\\ Inicio : Artículo : Imprimir
Iverson, la respuesta gaseosa
De Aitor Labrador (el 08/12/2009 a las 03:51:30, en All Stars)
Finalmente tenía corazón… ¿o es que es tan buen actor? Allen Iverson rompió a llorar en su presentación, en su regreso a los Sixers. “Todo lo que quiero hacer es jugar a baloncesto”, se sinceró a la televisión oficial de la NBA. Su retirada sonó a renuncio, a un bulo que nadie llegó a tomarse en serio y que él mismo no tardó en desmentir, aconsejado por “mi mujer y mis amigos”.

Luces, cámara, acción… La cuna del Philly sound y de algunos dignos herederos de su legado como The Roots era hasta ayer una ciudad desencantada. Y sus Sixers, aquel equipo que les hizo tocar el cielo en los 80 de la mano del Doctor J, Maurice Cheeks, Mo Malone y tantos otros, un equipo a la deriva a pesar de los intentos de la franquicia por recuperar el crédito perdido rescatando del olvido su viejo logo.

Nueve derrotas consecutivas y la ausencia de una estrella de peso en la liga (con perdón de André Iguodala) tenían la culpa. Pero sólo con la presencia de Iverson, el Wachovia Center volvió a presentar un ambiente de gala. Y eso, que la estrella casi se lo pierde, puesto que “el tráfico” demoró su llegada al vestuario media hora. A sólo 61 minutos para el salto inicial.
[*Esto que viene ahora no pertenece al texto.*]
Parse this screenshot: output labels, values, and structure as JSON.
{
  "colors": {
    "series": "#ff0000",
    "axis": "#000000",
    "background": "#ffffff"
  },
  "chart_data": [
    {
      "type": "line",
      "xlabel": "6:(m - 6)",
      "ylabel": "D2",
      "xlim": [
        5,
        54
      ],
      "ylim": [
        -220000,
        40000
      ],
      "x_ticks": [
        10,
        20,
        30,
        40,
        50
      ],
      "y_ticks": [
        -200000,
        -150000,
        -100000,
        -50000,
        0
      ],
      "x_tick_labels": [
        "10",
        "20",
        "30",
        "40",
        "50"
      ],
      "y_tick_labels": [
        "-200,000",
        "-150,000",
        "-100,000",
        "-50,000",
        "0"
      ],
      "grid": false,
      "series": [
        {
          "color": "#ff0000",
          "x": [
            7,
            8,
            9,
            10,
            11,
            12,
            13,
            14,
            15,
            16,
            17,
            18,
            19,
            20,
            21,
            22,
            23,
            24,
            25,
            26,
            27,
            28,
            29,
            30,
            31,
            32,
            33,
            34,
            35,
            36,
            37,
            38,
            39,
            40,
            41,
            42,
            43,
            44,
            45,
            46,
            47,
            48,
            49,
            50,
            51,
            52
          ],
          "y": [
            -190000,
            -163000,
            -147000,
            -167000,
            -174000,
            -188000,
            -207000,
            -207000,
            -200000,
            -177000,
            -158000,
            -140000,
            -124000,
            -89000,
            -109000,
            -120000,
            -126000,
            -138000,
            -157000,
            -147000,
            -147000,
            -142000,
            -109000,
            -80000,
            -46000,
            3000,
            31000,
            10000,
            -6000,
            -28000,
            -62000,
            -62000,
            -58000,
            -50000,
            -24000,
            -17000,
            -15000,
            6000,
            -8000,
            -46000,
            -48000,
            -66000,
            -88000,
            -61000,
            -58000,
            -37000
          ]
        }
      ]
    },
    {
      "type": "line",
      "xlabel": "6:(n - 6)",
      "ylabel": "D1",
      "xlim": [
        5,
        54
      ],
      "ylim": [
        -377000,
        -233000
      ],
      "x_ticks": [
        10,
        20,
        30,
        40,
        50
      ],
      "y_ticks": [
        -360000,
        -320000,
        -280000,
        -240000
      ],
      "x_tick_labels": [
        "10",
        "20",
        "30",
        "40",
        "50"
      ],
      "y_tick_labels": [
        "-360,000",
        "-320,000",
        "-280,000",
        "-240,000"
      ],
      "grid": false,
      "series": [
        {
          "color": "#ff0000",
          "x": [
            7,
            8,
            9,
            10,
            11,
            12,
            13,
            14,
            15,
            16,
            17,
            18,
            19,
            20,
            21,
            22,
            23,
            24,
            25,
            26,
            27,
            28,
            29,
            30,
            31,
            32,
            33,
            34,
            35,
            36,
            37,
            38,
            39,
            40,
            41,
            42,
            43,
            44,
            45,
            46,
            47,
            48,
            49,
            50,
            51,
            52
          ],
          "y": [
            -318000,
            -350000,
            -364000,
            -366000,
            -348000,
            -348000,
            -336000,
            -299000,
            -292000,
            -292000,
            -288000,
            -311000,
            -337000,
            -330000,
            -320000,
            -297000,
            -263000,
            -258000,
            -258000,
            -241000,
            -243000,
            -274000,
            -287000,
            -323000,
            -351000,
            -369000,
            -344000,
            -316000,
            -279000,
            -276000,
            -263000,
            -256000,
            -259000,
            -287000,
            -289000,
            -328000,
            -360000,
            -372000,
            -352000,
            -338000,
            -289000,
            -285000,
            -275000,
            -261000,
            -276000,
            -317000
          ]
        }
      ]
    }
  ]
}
Entonces, las prisas para cambiarse y saltar al parqué, donde su ex compañero Aaron McKie –ahora como asistente de Eddie Jordan- le esperaba para la práctica de tiro. Ambiente de gala en el Wachovia. Pancartas de bienvenida. Vítores… y la locura general en la presentación en la que The Answer sacó a relucir sus dotes interpretativas.



El beso al parqué, al escudo en el círculo central. El público otra vez, rendido a sus pies. Finalmente se había salido con la suya y había encontrado un equipo tan desahuciado como para garantizarle un puesto como titular. El dónde era lo de menos, por mucho que lo quisiese camuflar como el regreso del hijo pródigo. ¿O es que horas antes no se había dejado querer por los Celtics y por media liga?

Su llegada eso sí, satisface de momento a todas las partes. Al propio Iverson, porque gracias a esta maniobra vuelve a alimentar su ego volviendo a verse en las portadas, en los boletines deportivos. A la NBA, porque así ‘recupera’ a una de sus grandes estrellas para la causa. Y a los Sixers, porque más allá de la venta de camisetas, el equipo ha encontrado a un líder capaz de elevar la intensidad y motivación de sus compañeros. Nada más.

Los 18 puntos de Iguodala en la primera mitad ante Denver o los seis tapones de Dalembert en 24 minutos así lo atestiguaron. Pero los Nuggets, precisamente la franquicia en la que el mito empezó a derrumbarse, no se apiadaron de ‘AI’. A pesar del abrazo fraternal de Carmelo Anthony. Descorchado el cava, los de Colorado fueron dejando sin gas la botella hasta situarse por delante y dejar prácticamente sentenciado el choque en el último cuarto, con un parcial de 19-2. No hubo marcha atrás. Y los presagios que desconfiaban del ‘efecto Iverson’ se confirmaron. De momento, se ha quedado en efecto gaseosa más que otra cosa.